Kevin Robb, (L), a doctoral student in Dr. Sowmya Viswanathan’s laboratory and the lead author of the study, and Dr. Viswanathan, a scientist at UHN’s Schroeder Arthritis Institute and the senior author of the study. (Photo: UHN StRIDe Team)
New research led by Dr. Sowmya Viswanathan, a scientist at UHN’s Schroeder Arthritis Institute, has identified key traits of mesenchymal stromal cells (MSCs) that will help to guide their use in cell therapies for osteoarthritis and other diseases.
When delivered to the body, MSCs help suppress inflammation, promote tissue regeneration and aid in the formation of new blood vessels. These properties make MSCs highly attractive for use in the clinic – especially as part of experimental cell therapies that aim to reduce inflammation in osteoarthritis.
Despite their broad potential, MSCs have not been consistently effective when injected into patients. Their variable success is largely due to variations among the cells and their therapeutic properties, which have not been thoroughly characterized.
“Scientists need a way to screen MSCs for desirable properties so they can identify the most promising candidate cells for treating a particular disease and more quickly advance them to the clinic,” says Kevin Robb, a doctoral student in Dr. Viswanathan’s lab and lead author of the study.
“To address this need, we created a tool that defines key attributes of MSCs and can be used to assess their therapeutic potential.”
Using MSCs isolated from samples of human fat tissue, obtained by Dr. Rajiv Gandhi, a clinician-scientist at the Schroeder Arthritis Institute and study co-author, the research team explored which cell attributes vary across donor sources, growth conditions and treatments used to mature the cells. This process included examining features such as cell size and shape, as well as which genes are turned on in the cells and which proteins they produce.
For example, by studying how growth conditions affect cell size and shape, the researchers determined that MSCs grown on flat, two-dimensional surfaces become elongated and tapered, whereas those that are encouraged to cluster and grow in three dimensions become more round.
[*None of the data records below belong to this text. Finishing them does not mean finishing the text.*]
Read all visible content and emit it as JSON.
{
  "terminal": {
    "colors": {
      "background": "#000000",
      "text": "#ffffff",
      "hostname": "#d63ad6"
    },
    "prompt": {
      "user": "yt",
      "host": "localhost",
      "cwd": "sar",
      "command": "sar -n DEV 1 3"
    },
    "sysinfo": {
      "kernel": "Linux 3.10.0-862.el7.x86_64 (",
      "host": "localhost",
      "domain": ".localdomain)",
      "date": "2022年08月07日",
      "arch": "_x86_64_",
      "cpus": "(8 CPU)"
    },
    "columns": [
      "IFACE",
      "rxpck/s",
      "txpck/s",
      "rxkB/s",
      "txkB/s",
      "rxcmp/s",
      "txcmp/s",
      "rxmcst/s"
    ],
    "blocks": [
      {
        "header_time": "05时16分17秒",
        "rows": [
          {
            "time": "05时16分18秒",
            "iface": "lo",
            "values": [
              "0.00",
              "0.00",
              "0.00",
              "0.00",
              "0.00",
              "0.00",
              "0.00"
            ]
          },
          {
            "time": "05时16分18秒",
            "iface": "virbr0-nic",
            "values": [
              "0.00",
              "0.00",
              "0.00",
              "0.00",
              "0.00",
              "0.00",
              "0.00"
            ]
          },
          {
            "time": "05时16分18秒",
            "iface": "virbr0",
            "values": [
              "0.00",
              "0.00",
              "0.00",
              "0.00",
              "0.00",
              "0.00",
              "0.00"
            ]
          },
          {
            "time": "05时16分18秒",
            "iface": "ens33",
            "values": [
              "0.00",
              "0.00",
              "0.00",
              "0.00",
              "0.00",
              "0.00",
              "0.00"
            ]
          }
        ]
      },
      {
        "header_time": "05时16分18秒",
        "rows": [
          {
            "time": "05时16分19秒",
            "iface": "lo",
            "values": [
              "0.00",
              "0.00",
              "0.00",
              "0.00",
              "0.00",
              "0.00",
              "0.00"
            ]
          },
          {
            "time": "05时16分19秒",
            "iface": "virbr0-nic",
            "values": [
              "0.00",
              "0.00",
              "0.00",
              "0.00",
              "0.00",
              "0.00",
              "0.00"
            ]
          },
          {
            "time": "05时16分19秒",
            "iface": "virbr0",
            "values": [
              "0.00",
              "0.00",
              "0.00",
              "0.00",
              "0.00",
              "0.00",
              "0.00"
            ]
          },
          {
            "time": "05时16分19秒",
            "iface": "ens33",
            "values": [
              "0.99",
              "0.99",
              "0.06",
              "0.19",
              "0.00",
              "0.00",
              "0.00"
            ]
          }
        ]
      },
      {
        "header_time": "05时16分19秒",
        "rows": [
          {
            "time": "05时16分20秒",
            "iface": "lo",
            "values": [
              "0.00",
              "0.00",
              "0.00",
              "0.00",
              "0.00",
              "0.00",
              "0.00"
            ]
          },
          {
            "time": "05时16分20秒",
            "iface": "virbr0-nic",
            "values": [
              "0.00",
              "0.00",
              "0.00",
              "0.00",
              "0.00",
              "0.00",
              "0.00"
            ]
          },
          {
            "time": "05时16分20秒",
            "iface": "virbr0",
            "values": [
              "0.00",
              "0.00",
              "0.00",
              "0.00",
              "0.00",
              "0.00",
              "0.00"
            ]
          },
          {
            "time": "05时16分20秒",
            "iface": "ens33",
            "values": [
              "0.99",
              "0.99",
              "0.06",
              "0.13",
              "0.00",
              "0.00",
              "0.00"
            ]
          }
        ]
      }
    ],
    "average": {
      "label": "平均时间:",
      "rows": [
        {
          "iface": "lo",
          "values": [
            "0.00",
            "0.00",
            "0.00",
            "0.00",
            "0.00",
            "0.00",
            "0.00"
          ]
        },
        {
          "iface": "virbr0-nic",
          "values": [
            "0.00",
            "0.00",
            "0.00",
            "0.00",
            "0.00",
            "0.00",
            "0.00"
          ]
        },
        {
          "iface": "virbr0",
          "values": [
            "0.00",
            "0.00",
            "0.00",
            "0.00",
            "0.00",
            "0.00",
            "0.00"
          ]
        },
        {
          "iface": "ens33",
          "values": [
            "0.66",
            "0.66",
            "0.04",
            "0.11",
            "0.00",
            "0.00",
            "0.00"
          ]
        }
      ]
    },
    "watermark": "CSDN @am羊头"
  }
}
Next, the team investigated how these attributes affect desired therapeutic properties. They identified 20 attributes related to the ability of MSCs to regulate immune responses and 10 more related to their ability to stimulate formation of new blood vessels.
The team discovered that the conditions used to grow and process MSCs have the greatest influence on their eventual immune functions. In particular, cells that are grown in three dimensions generate greater responses from white blood cells and are more effective at resolving inflammation than those grown in two dimensions.
In contrast, differences among cell donors have the greatest influence on the suitability of MSCs for helping to form blood vessels.
Interestingly, many of the traits that give MSCs better immune functions make them worse in helping to form blood vessels, and vice versa.
“This suggests that a one-size-fits-all approach is not suitable for applying MSCs in therapy. The cells need to be manufactured and selected according to their desired functions,” according to Dr. Viswanathan, who is also an associate professor of haematology in the Division of Medicine at the University of Toronto (U of T) and is cross-appointed to U of T’s Institute of Biomedical Engineering.
By identifying the most relevant attributes of MSCs and how they relate to therapeutic functions, Dr. Viswanathan’s team has moved us closer to new therapies.
This study was supported by generous donors to UHN Foundation.